Week 29: A Tale of Two Cities – Charles Dickens
Recommended by: Chris Spencer
As many of my readers probably know, me and pre-20th century literature have a mixed record. Some of the classics, the canon, the whatever you want to call them, I've found to be excellent, others I've struggled to get to grips with or have left me disappointed or just plain indifferent. So how does that differ to any other book or genre you might be wondering? I guess because they're not always things I would choose for myself. I do read them often enough, partially I suspect out of a 'I should have read this' mentality, and partly in the hope that they will actually turn out to be amazing, but unlike some of my friends, they are a long way from my default option.
Or maybe that's just not true any more, now I think about it. There are lots of classics that I do enjoy, probably outweighing those I dislike (hey, I'm easy to please), but I also think that part of the key is that I did choose to pick them up myself and at the right time to appreciate them. I only read Pride and Prejudice for the first time a couple of years ago (yeah, feel free to judge me) – and I bloody loved it.
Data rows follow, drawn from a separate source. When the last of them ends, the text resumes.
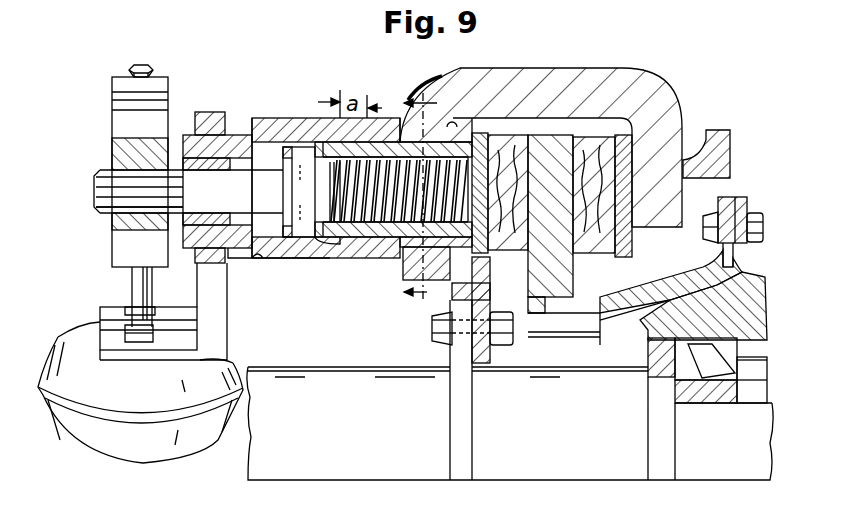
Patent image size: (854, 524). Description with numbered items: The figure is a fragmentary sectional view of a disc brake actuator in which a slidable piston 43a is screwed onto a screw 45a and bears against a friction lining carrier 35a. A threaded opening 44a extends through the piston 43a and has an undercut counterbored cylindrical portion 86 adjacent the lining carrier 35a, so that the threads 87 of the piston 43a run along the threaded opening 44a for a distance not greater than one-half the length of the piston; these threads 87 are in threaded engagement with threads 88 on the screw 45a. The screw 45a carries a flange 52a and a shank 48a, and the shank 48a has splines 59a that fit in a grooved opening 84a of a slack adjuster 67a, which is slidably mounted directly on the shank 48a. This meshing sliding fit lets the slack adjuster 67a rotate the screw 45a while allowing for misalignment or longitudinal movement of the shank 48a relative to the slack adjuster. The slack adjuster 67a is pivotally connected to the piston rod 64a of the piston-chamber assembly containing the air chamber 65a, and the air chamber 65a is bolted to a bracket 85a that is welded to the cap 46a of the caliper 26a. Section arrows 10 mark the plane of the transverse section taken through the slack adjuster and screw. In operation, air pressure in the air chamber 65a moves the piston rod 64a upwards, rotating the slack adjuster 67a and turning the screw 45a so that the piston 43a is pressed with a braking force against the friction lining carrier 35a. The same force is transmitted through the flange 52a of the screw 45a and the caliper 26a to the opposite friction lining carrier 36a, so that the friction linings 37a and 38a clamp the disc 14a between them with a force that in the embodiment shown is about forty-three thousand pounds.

The slack adjuster 67a is at (112, 115).
The splines 59a is at (92, 187).
The grooved opening 84a is at (112, 207).
The cap 46a is at (215, 150).
The shank 48a is at (228, 203).
The screw 45a is at (318, 157).
The threaded opening 44a is at (312, 142).
The slidable piston 43a is at (322, 152).
The undercut counterbored cylindrical portion 86 is at (396, 142).
The threads 87 is at (336, 240).
The threads 88 is at (352, 244).
The friction lining carrier 35a is at (480, 133).
The friction lining 37a is at (510, 165).
The disc 14a is at (552, 150).
The friction lining 38a is at (592, 145).
The friction lining carrier 36a is at (640, 110).
The caliper 26a is at (436, 80).
The section line 10 is at (435, 199).
The flange 52a is at (295, 262).
The bracket 85a is at (220, 336).
The piston rod 64a is at (132, 282).
The air chamber 65a is at (122, 447).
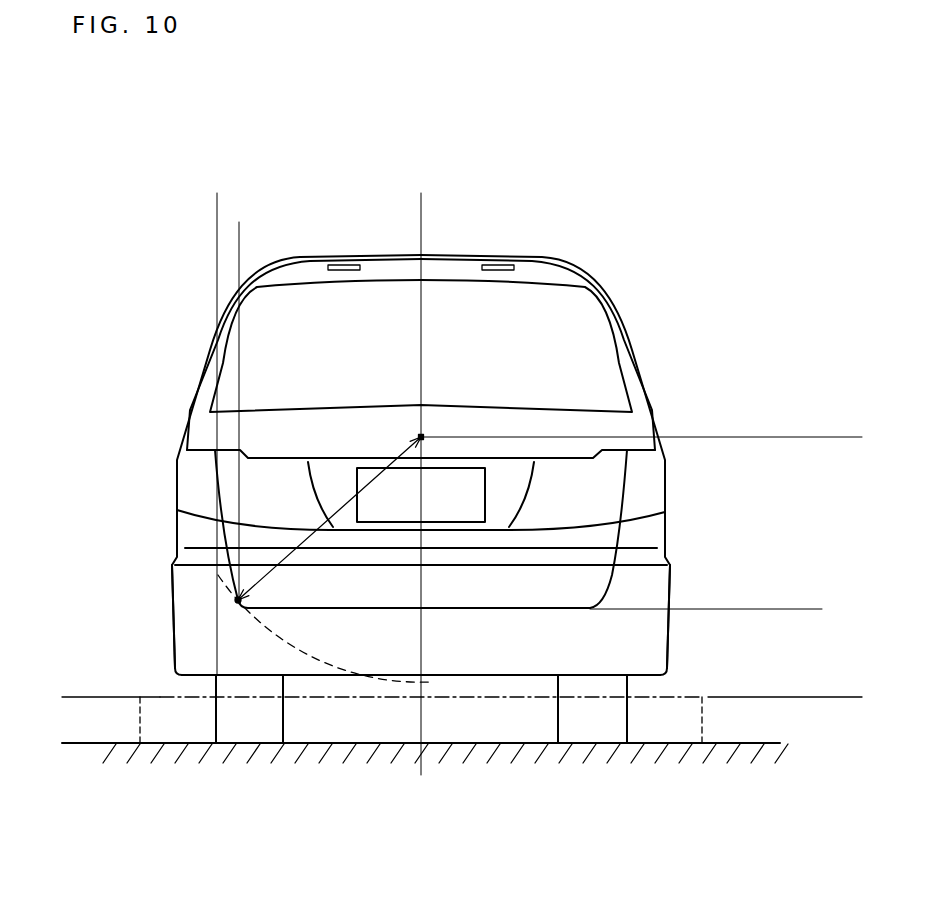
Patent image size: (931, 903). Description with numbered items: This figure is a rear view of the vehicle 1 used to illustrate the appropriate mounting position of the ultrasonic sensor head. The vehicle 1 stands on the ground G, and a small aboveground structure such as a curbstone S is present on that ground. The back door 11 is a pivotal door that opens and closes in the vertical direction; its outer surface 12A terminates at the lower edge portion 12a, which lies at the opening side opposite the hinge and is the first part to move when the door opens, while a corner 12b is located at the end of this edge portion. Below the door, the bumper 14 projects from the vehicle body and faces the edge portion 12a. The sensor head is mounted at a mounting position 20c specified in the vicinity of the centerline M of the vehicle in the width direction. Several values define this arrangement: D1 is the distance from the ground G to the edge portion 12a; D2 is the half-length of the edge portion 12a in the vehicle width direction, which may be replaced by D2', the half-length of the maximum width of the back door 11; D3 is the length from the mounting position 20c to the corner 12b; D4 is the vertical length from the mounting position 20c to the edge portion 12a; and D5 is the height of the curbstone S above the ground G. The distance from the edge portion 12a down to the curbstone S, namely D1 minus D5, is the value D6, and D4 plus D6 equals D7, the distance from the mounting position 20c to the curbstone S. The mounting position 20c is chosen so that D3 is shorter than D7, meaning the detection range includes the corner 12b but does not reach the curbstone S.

However, I'm well aware that fifteen-year-old me would not have done, would not have appreciated that it's a social satire and I can't think of anything more likely to put children and teenagers off reading than forcing 'worthy' books on them at school that they have to slog through and gain little from (I could also rant about politicians and stupid ideas quite happily).
Anyway, having largely avoided anything dreadful being foisted on me at school, I have enjoyed most of the Dickens I've read, though some books have been harder going than others. A Tale of Two Cities falls into the tougher camp. I didn't enjoy it as much as David Copperfield, Oliver Twist or Bleak House, likening it most to Hard Times. Poverty and injustice are common themes throughout all of Dickens' work but I think it's the lack of humour that makes me pair it with the last of those novels.
With the possible exception of Jerry Cruncher, there are none of the caricatures and grotesques you may expect, and a grave-digger and wife-beater is not ideally placed to provide light relief. Inadvertently I couldn't picture M. Defarge as a wine shop owner, contemporary politics leading me to peg him as a guffawing twat in a purple tie clutching a pint, a slightly odd counterpart to his wife's Lady Macbeth. The large cast you would also probably expect from Mr D is present though, and I liked this and the scale of the story, both macro events and intertwining micro relationships that tied the characters together.
However, it wasn't really until the third book and the arrival in Paris that I really felt things properly kicked into gear. The lesson: if you're going to use the French Revolution as a backdrop, make the most of it (see also Les Misérables; later time period but only really got going once in Paris). The first part set things up nicely in a concise way, but the second part was more of a struggle than I was expecting. However, the third and final part had a cracking pace to it, more suspense and intrigue and finally succeeded in delivering at least some of the book that was promised.